SAP Business Information Warehouse or SAP BW or SAP BI is the Business Intelligence and Data Warehousing Product in SAP Netweaver Suite. Being an OLAP system, it has it own security requirements which are often different from a standard OLTP system like SAP ECC and hence this separate discussion. However, before getting into the nitty-gritties of BW security, let us first take some time off to discuss data warehousing in general and how SAP implements it the SAP BW solution.

A data warehouse (DW) is a database used for reporting. Its usually separate from a database used to store transactional data as the goals of reporting is significantly different from OLTP systems. While OLTP systems are optimized for preservation of data integrity and speed of recording of business transactions through use of database normalization and an entity-relationship model, OLAP systems are optimized for speed of data analysis. Frequently data in data warehouses are denormalised via a dimension-based model. Also, to speed data retrieval, data warehouse data are often stored multiple times—in their most granular form and in summarized forms called aggregates. Data warehouse data are gathered from the operational systems and held in the data warehouse even after the data has been purged from the operational systems.

Having a separate data warehouse system is beneficial in many respects

  • A data warehouse provides a common data model for reporting irrespective of the source of data. Its common that data from multiple operational systems are loaded into a central data warehouse.
  • A data warehousing solutions helps in the implementation of an efficient decision support systems where key users get access to key data about the enterprise to understand past histories and make future forecasts.
  • Its typical that reporting on historical data is time intensive. A separate data warehouse allows execution of complex queries without unduly affecting performance of operational systems.

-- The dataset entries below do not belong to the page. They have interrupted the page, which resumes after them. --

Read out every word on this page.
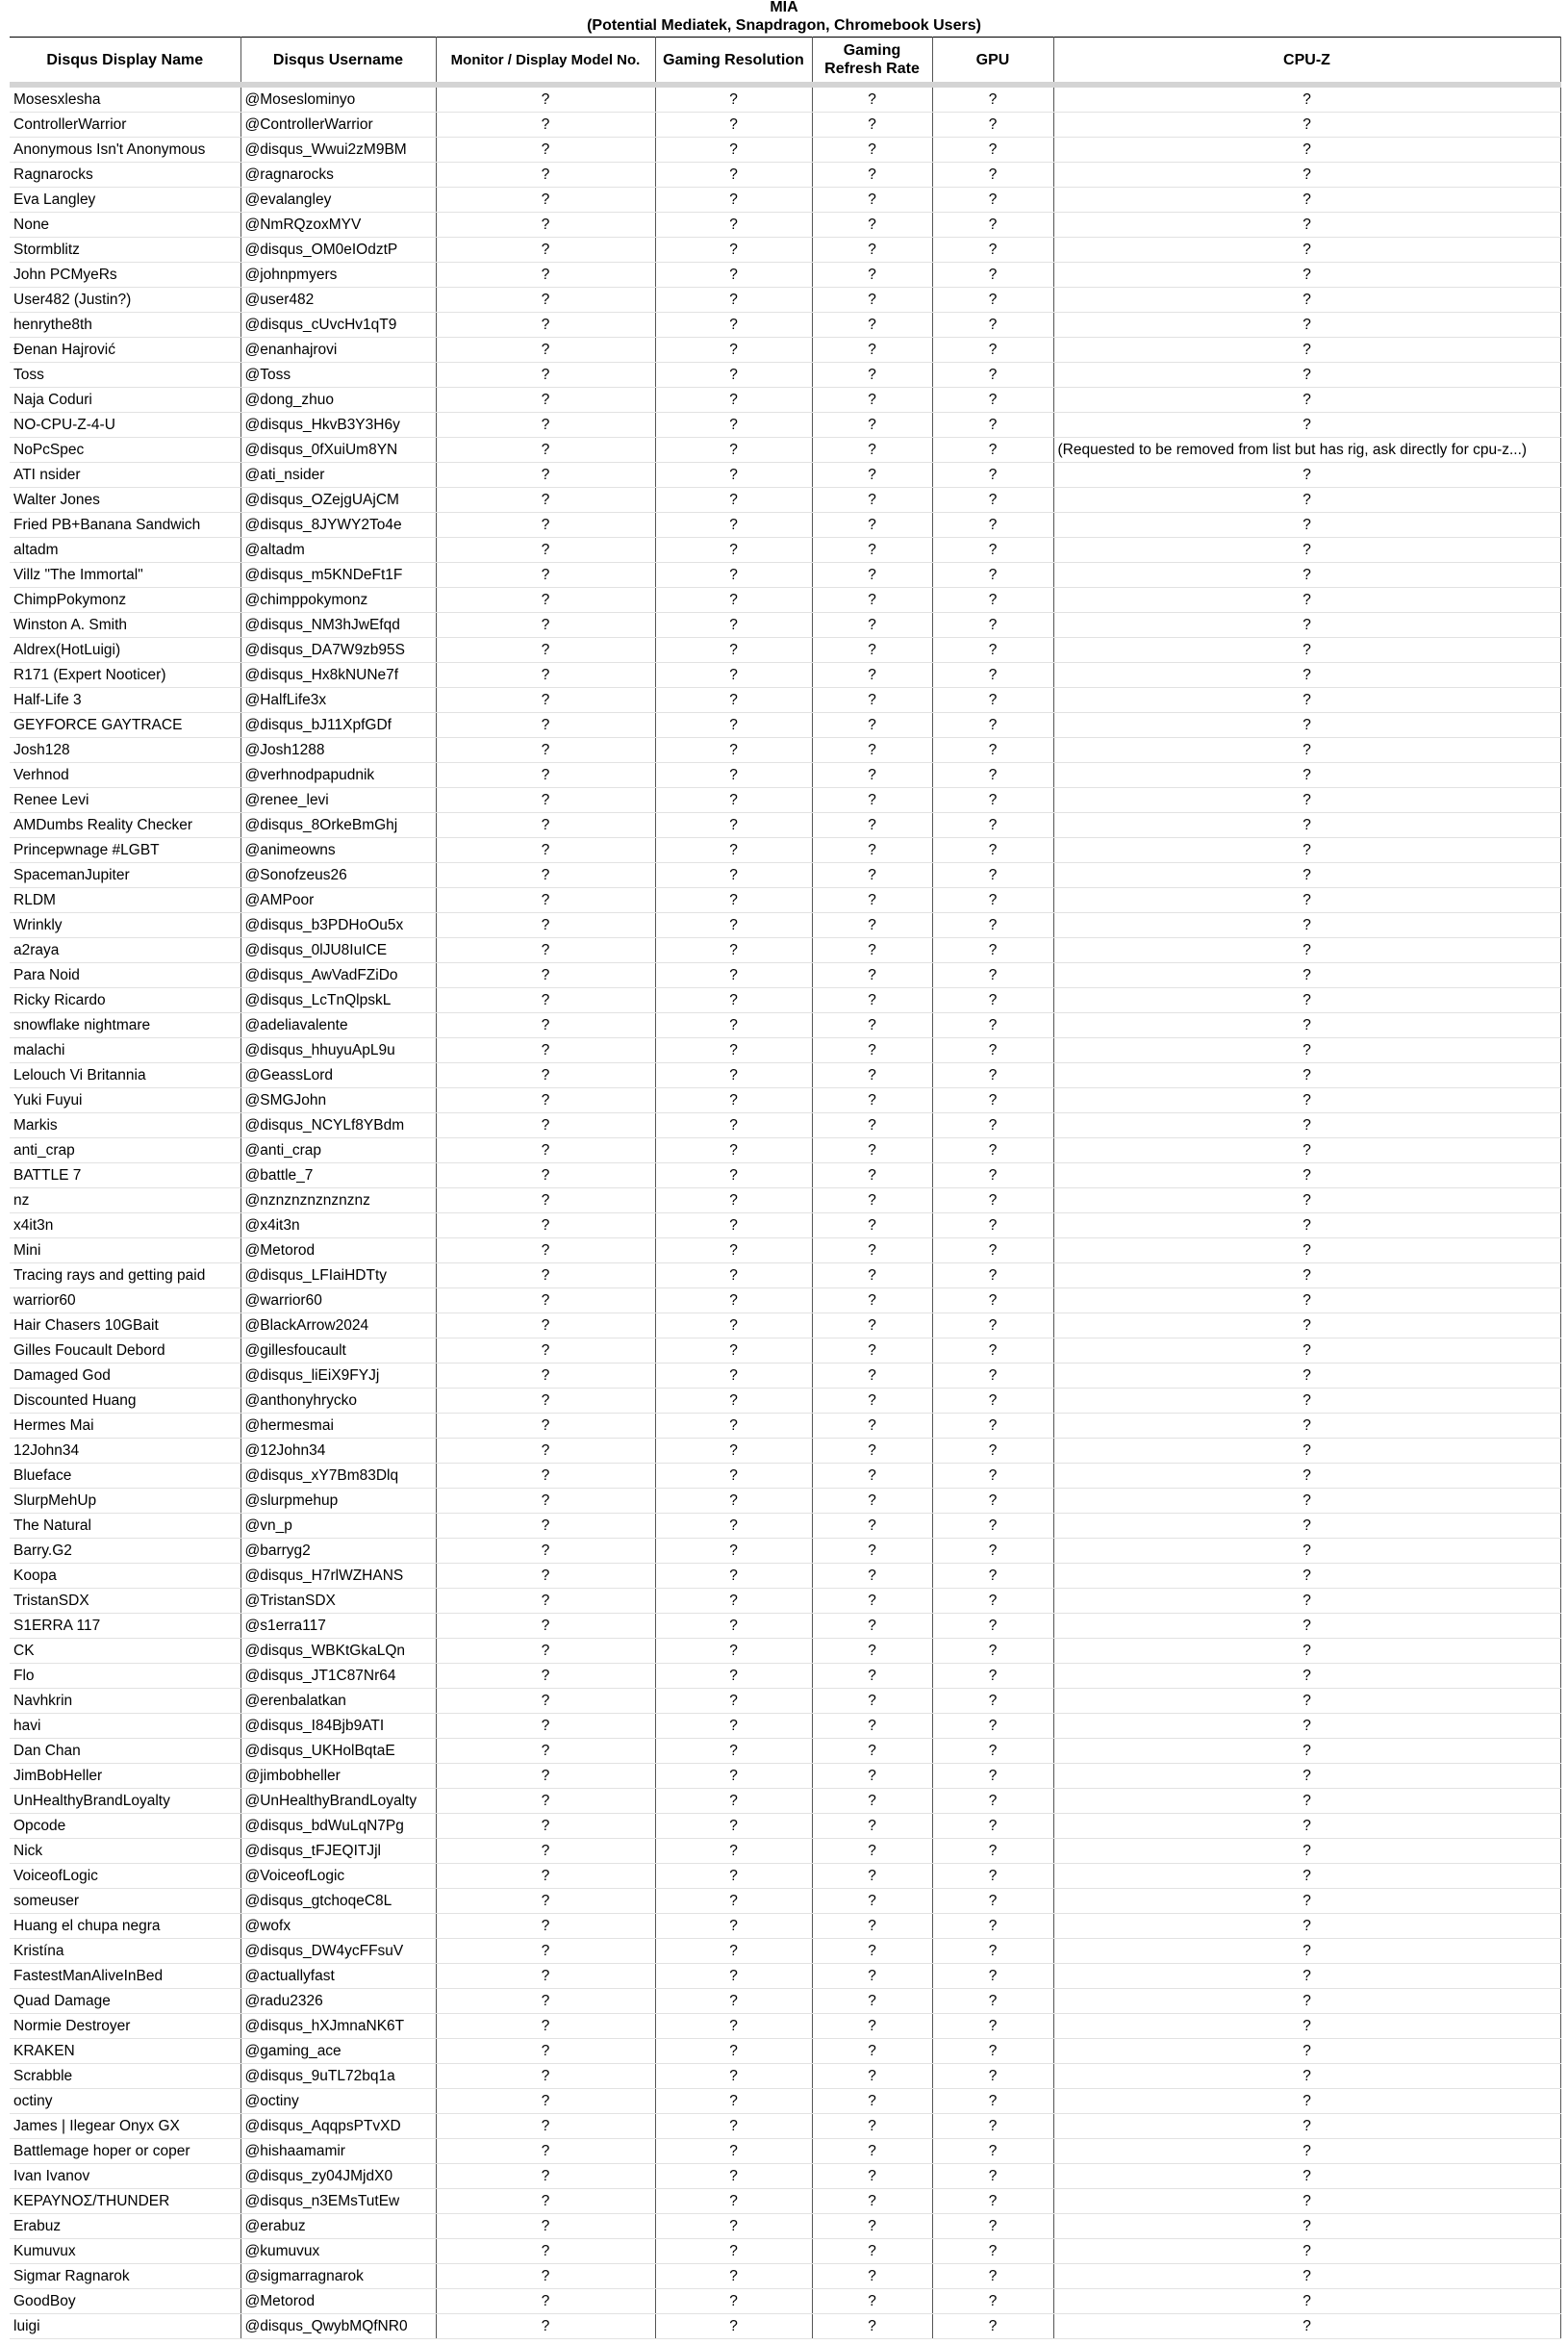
MIA
(Potential Mediatek, Snapdragon, Chromebook Users)
Disqus Display Name	Disqus Username	Monitor / Display Model No.	Gaming Resolution	Gaming Refresh Rate	GPU	CPU-Z
Mosesxlesha	@Moseslominyo	?	?	?	?	?
ControllerWarrior	@ControllerWarrior	?	?	?	?	?
Anonymous Isn't Anonymous	@disqus_Wwui2zM9BM	?	?	?	?	?
Ragnarocks	@ragnarocks	?	?	?	?	?
Eva Langley	@evalangley	?	?	?	?	?
None	@NmRQzoxMYV	?	?	?	?	?
Stormblitz	@disqus_OM0eIOdztP	?	?	?	?	?
John PCMyeRs	@johnpmyers	?	?	?	?	?
User482 (Justin?)	@user482	?	?	?	?	?
henrythe8th	@disqus_cUvcHv1qT9	?	?	?	?	?
Đenan Hajrović	@enanhajrovi	?	?	?	?	?
Toss	@Toss	?	?	?	?	?
Naja Coduri	@dong_zhuo	?	?	?	?	?
NO-CPU-Z-4-U	@disqus_HkvB3Y3H6y	?	?	?	?	?
NoPcSpec	@disqus_0fXuiUm8YN	?	?	?	?	(Requested to be removed from list but has rig, ask directly for cpu-z...)
ATI nsider	@ati_nsider	?	?	?	?	?
Walter Jones	@disqus_OZejgUAjCM	?	?	?	?	?
Fried PB+Banana Sandwich	@disqus_8JYWY2To4e	?	?	?	?	?
altadm	@altadm	?	?	?	?	?
Villz "The Immortal"	@disqus_m5KNDeFt1F	?	?	?	?	?
ChimpPokymonz	@chimppokymonz	?	?	?	?	?
Winston A. Smith	@disqus_NM3hJwEfqd	?	?	?	?	?
Aldrex(HotLuigi)	@disqus_DA7W9zb95S	?	?	?	?	?
R171 (Expert Nooticer)	@disqus_Hx8kNUNe7f	?	?	?	?	?
Half-Life 3	@HalfLife3x	?	?	?	?	?
GEYFORCE GAYTRACE	@disqus_bJ11XpfGDf	?	?	?	?	?
Josh128	@Josh1288	?	?	?	?	?
Verhnod	@verhnodpapudnik	?	?	?	?	?
Renee Levi	@renee_levi	?	?	?	?	?
AMDumbs Reality Checker	@disqus_8OrkeBmGhj	?	?	?	?	?
Princepwnage #LGBT	@animeowns	?	?	?	?	?
SpacemanJupiter	@Sonofzeus26	?	?	?	?	?
RLDM	@AMPoor	?	?	?	?	?
Wrinkly	@disqus_b3PDHoOu5x	?	?	?	?	?
a2raya	@disqus_0lJU8IuICE	?	?	?	?	?
Para Noid	@disqus_AwVadFZiDo	?	?	?	?	?
Ricky Ricardo	@disqus_LcTnQlpskL	?	?	?	?	?
snowflake nightmare	@adeliavalente	?	?	?	?	?
malachi	@disqus_hhuyuApL9u	?	?	?	?	?
Lelouch Vi Britannia	@GeassLord	?	?	?	?	?
Yuki Fuyui	@SMGJohn	?	?	?	?	?
Markis	@disqus_NCYLf8YBdm	?	?	?	?	?
anti_crap	@anti_crap	?	?	?	?	?
BATTLE 7	@battle_7	?	?	?	?	?
nz	@nznznznznznznz	?	?	?	?	?
x4it3n	@x4it3n	?	?	?	?	?
Mini	@Metorod	?	?	?	?	?
Tracing rays and getting paid	@disqus_LFIaiHDTty	?	?	?	?	?
warrior60	@warrior60	?	?	?	?	?
Hair Chasers 10GBait	@BlackArrow2024	?	?	?	?	?
Gilles Foucault Debord	@gillesfoucault	?	?	?	?	?
Damaged God	@disqus_liEiX9FYJj	?	?	?	?	?
Discounted Huang	@anthonyhrycko	?	?	?	?	?
Hermes Mai	@hermesmai	?	?	?	?	?
12John34	@12John34	?	?	?	?	?
Blueface	@disqus_xY7Bm83Dlq	?	?	?	?	?
SlurpMehUp	@slurpmehup	?	?	?	?	?
The Natural	@vn_p	?	?	?	?	?
Barry.G2	@barryg2	?	?	?	?	?
Koopa	@disqus_H7rlWZHANS	?	?	?	?	?
TristanSDX	@TristanSDX	?	?	?	?	?
S1ERRA 117	@s1erra117	?	?	?	?	?
CK	@disqus_WBKtGkaLQn	?	?	?	?	?
Flo	@disqus_JT1C87Nr64	?	?	?	?	?
Navhkrin	@erenbalatkan	?	?	?	?	?
havi	@disqus_I84Bjb9ATI	?	?	?	?	?
Dan Chan	@disqus_UKHolBqtaE	?	?	?	?	?
JimBobHeller	@jimbobheller	?	?	?	?	?
UnHealthyBrandLoyalty	@UnHealthyBrandLoyalty	?	?	?	?	?
Opcode	@disqus_bdWuLqN7Pg	?	?	?	?	?
Nick	@disqus_tFJEQITJjl	?	?	?	?	?
VoiceofLogic	@VoiceofLogic	?	?	?	?	?
someuser	@disqus_gtchoqeC8L	?	?	?	?	?
Huang el chupa negra	@wofx	?	?	?	?	?
Kristína	@disqus_DW4ycFFsuV	?	?	?	?	?
FastestManAliveInBed	@actuallyfast	?	?	?	?	?
Quad Damage	@radu2326	?	?	?	?	?
Normie Destroyer	@disqus_hXJmnaNK6T	?	?	?	?	?
KRAKEN	@gaming_ace	?	?	?	?	?
Scrabble	@disqus_9uTL72bq1a	?	?	?	?	?
octiny	@octiny	?	?	?	?	?
James | Ilegear Onyx GX	@disqus_AqqpsPTvXD	?	?	?	?	?
Battlemage hoper or coper	@hishaamamir	?	?	?	?	?
Ivan Ivanov	@disqus_zy04JMjdX0	?	?	?	?	?
ΚΕΡΑΥΝΟΣ/THUNDER	@disqus_n3EMsTutEw	?	?	?	?	?
Erabuz	@erabuz	?	?	?	?	?
Kumuvux	@kumuvux	?	?	?	?	?
Sigmar Ragnarok	@sigmarragnarok	?	?	?	?	?
GoodBoy	@Metorod	?	?	?	?	?
luigi	@disqus_QwybMQfNR0	?	?	?	?	?
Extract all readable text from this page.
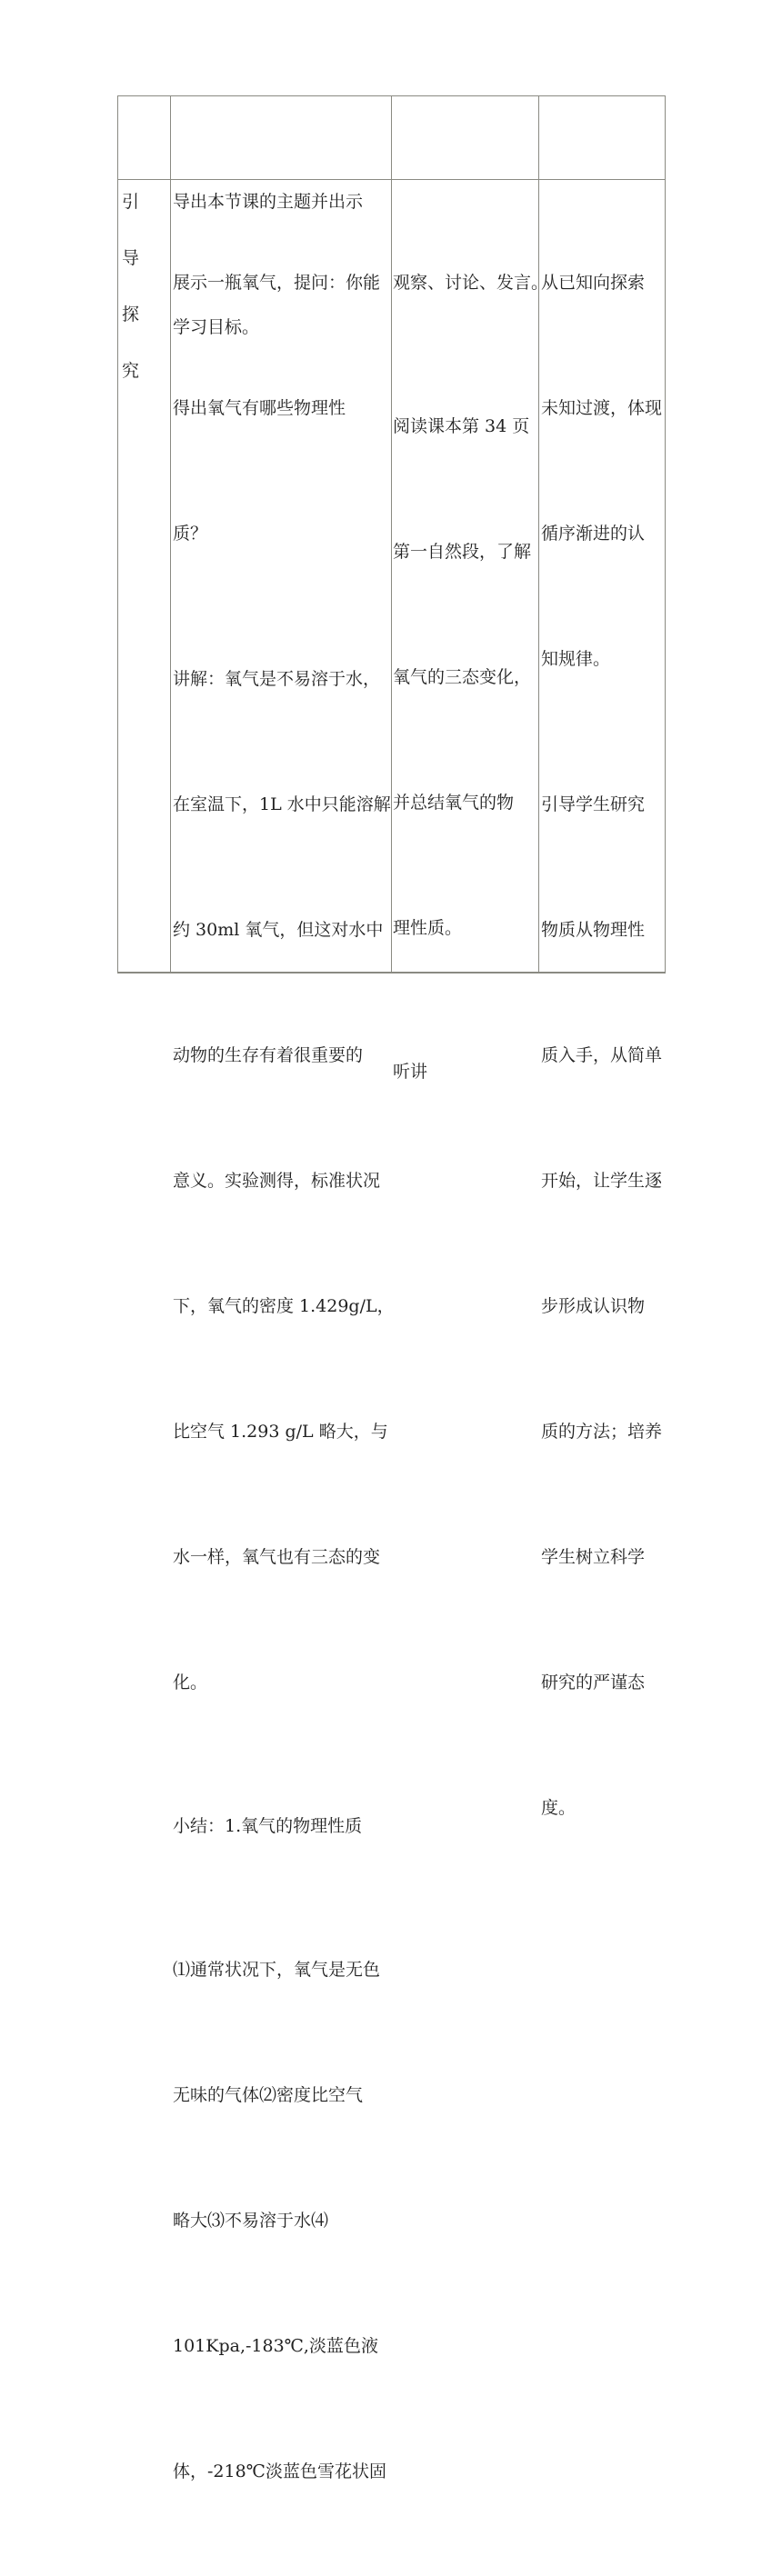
导出本节课的主题并出示

学习目标。

引
导
探
究

展示一瓶氧气，提问：你能

得出氧气有哪些物理性

质？

讲解：氧气是不易溶于水，

在室温下，1L 水中只能溶解

约 30ml 氧气，但这对水中

动物的生存有着很重要的

意义。实验测得，标准状况

下，氧气的密度 1.429g/L，

比空气 1.293 g/L 略大，与

水一样，氧气也有三态的变

化。

小结：1.氧气的物理性质

⑴通常状况下，氧气是无色

无味的气体⑵密度比空气

略大⑶不易溶于水⑷

101Kpa,-183℃,淡蓝色液

体，-218℃淡蓝色雪花状固

观察、讨论、发言。

阅读课本第 34 页

第一自然段，了解

氧气的三态变化，

并总结氧气的物

理性质。

听讲

从已知向探索

未知过渡，体现

循序渐进的认

知规律。

引导学生研究

物质从物理性

质入手，从简单

开始，让学生逐

步形成认识物

质的方法；培养

学生树立科学

研究的严谨态

度。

The structure of the SAP BW solution can be divided into the four general layers given below. Each of these layers come with their own tools and will be discussed in the next article.

  • Extraction, Transformation and Load (ETL) layer is used for extracting data from one or more sources, applying transformation rules on extracted data and loading it into the Data Warehouse Area.
  • Data Warehousing layer consists of various SAP BW specific data structures (e.g. Data Store Objects, InfoObjects,  InfoCubes, etc) to store information.
  • Presentation layer which comes with tools to analyze data stored in the data warehouse and allows creation and presentation of reports for end users.
  • Planning and analysis capabilities – In addition to reporting, the latest version of SAP BW provides capabilities for the user to create planning scenarios and perform tasks such as budget calculations.

A related development in the history of SAP BW was SAP’s acquisition of Business Objects (BO). BO has introduced a number of new presentation tools into the SAP Business Intelligence landscape like Crystal Reports,  Xcelcius, InfoView. Other than Crystal Reports which introduces some new security concepts, most of the other tools allows the use of the current security model used for BW in general.